As it names implies, this blog follows the struggling newspaper
industry. The author, Paul Gillin, says, "I’ve spent 25 years
in technology journalism, the
first 17 of them in print. Since 1999, I’ve worked principally online.
That experience has taught me about the tectonic shifts that are taking
place in the media world, changes that will ultimately destroy 95% of
American major metropolitan newspapers."
- Magazine Death Pool. If you were familiar with the Magazine Death Pool blog and then read our blog, you'd probably think we stole some of its ideas. It uses the same RIP label on some of its posts, but the author took it to a higher creative level, assuming the persona of the grim reaper (but also never identifying the true author). The focus of the blog goes beyond our scope of moving from print to online, but covers any magazine that ends its print run (whether it goes online, gets folded into another publication, or just goes away).

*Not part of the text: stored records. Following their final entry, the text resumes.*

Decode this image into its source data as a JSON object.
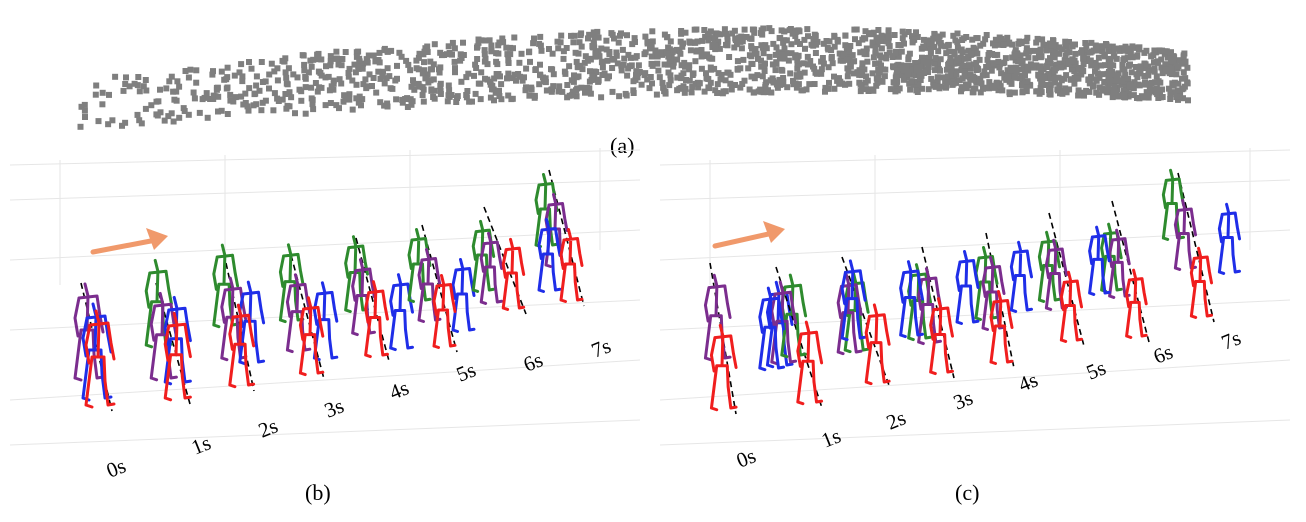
{
  "figure": {
    "panels": [
      {
        "id": "a",
        "caption": "(a)"
      },
      {
        "id": "b",
        "caption": "(b)",
        "time_labels": [
          "0s",
          "1s",
          "2s",
          "3s",
          "4s",
          "5s",
          "6s",
          "7s"
        ]
      },
      {
        "id": "c",
        "caption": "(c)",
        "time_labels": [
          "0s",
          "1s",
          "2s",
          "3s",
          "4s",
          "5s",
          "6s",
          "7s"
        ]
      }
    ],
    "colors": {
      "points": "#7f7f7f",
      "arrow": "#f0996b",
      "grid": "#e6e6e6",
      "skeletons": [
        "#2e8b2e",
        "#7b2d8e",
        "#1f2ee8",
        "#f01e1e"
      ],
      "trajectory": "#000000"
    }
  }
}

- Print is Dead: Books in Our Digital Age. Although focusing mostly on books, this blog has the broadest coverage of the blogs mentioned here, hitting on related topics such as general readership trends and other physical media (like the decline in the printing of greeting cards and lingering of cassette tapes). The author, Jeff Gomez, says the blog is a website for his upcoming book of the same name to be published in "late 2007." I am not sure if it will be printed or available only in digital format.
Each of the above blogs focuses on a particular industry—newspapers, magazines, and books—and goes beyond our limited focus on moving from print to online. So you'll see some duplicated reports between our blog and these, but our blog will also chronicle publications outside these three industries (such as journals) and those blogs provide commentary beyond what we want to cover here.
So if you find this topic interesting, I'd suggest you check out these blogs and hope you add ours to your reading mix as well.